Does Your Data Have a Structure?

Haripriya Sakethapuram
Apr 27 · 3 min read
Photo by David Clode on Unsplash

Historically, organizations have mainly focused on structured data for any kind of visualization or analysis. Traditional systems and reporting still rely on this form of data.

However, with evolving world and swift increase in semi-structured and unstructured data sources businesses are evolving too! They are now exploring all 3 kinds of data, interpreting them and acting on those insights.

This article will walk you through what is Structured data, Semi-structured data and Unstructured data with examples. Also, present few differences between each of them to understand even better.

Before we proceed, let’s see what is a Data and Data structure.

Data is a set of facts such as numbers, descriptions, and observations and it is fundamental to business decision. It comes in many forms.

Data Structure is a collection of data values, relationships among them and operations that can be applied to the data.

Structured Data

Structured data is information that has been formatted and transformed into well-defined data model. It resides in predefined formats and is typically stored in a relational database (RDBMS). This means it conforms to a tabular format with rows and columns.

This kind of data is created by both humans and machine. You will find structured data in financial data, bar codes, machine logs, customer star ratings and so on.

Example: Excel files and SQL databases

Unstructured Data

Unstructured data is stored in its natural format until it’s extracted for analysis. It lacks pre-defined format and due to its nature, it cannot be stored in a relational database. Lack of structure made it more difficult to search, manage and analyze them. Hence businesses have widely discarded them. However, ability to store and process unstructured data has greatly grown in recent years. They are typically stored in data lakes (Data warehouse).

The amount of unstructured data is much larger than that of structured data. You will find unstructured data in social media activity, surveillance imagery, audio files, satellite imagery and so on.

Example: Word, Media logs, Text, PDF

Semi-Structured Data

Data may always not be structured or Unstructured — we have another category between them called Semi-structured data. Semi-structured data is a mix of both structured and unstructured data. It has definite characteristics but does not confine into a rigid structure which is required for relational database.

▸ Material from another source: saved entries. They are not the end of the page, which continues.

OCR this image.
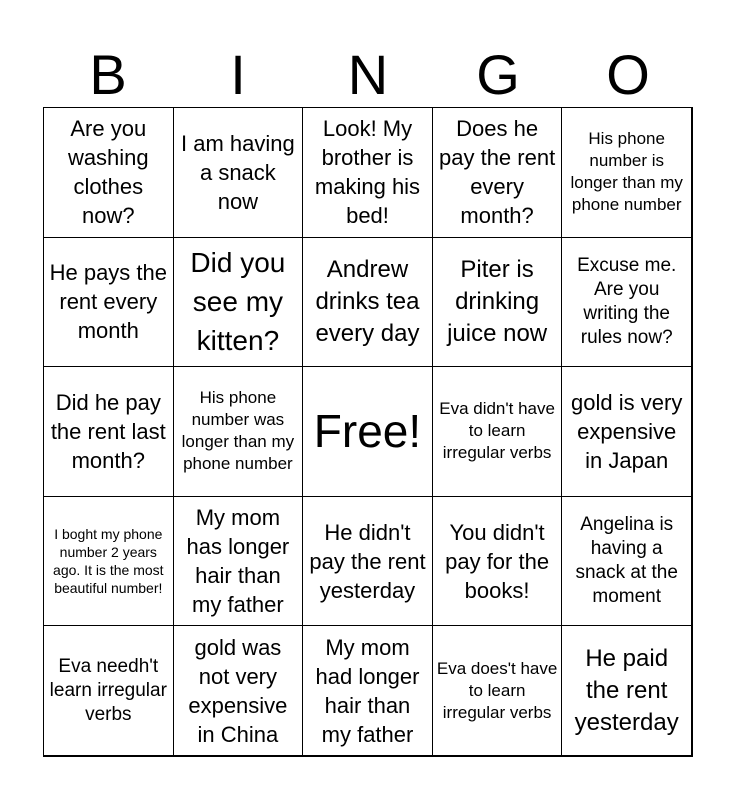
B	I	N	G	O
Are you washing clothes now?
I am having a snack now
Look! My brother is making his bed!
Does he pay the rent every month?
His phone number is longer than my phone number
He pays the rent every month
Did you see my kitten?
Andrew drinks tea every day
Piter is drinking juice now
Excuse me. Are you writing the rules now?
Did he pay the rent last month?
His phone number was longer than my phone number
Free!	Eva didn't have to learn irregular verbs
gold is very expensive in Japan
I boght my phone number 2 years ago. It is the most beautiful number!
My mom has longer hair than my father
He didn't pay the rent yesterday
You didn't pay for the books!
Angelina is having a snack at the moment
Eva needh't learn irregular verbs
gold was not very expensive in China
My mom had longer hair than my father
Eva does't have to learn irregular verbs
He paid the rent yesterday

Photos in a smart phone is a semi-structured data. Every photo captured using a smart phone contains unstructured image content. However, they are also tagged with location, time stamp, device ID. After being saved in a device they can be tagged as a pet/ dog or a person name. In this case, you find a structure in an unstructured data. Interesting isn’t it?

Example: XML data, JSON documents, EDI and CSV

To further explain our topic without any technical terms, let’s use an analogy of a job interview process.

For context, a structured interview is one in which type of questions and order in which they are asked is pre-determined by HR team. This remains same for every candidate.

On the other hand, Unstructured interview process is one in which type of questions and order in which they are asked is purely interviewer’s discretion and could be entirely different for each candidate.

In Semi-structured interview process, interviewer will combine both Structured and Unstructured interview process. Here you will find few pre-determined questions but in a flexible order. Also, interviewer is provided with a window for building rapport and follow up questions.

Now let’s look at few differences between Structured data, Unstructured data and Semi-Structured data.

*Schema influences how data is stored and accessed.

*Tuple is one of 4 built-in data types in Python used to store collections of data which is ordered and unchangeable.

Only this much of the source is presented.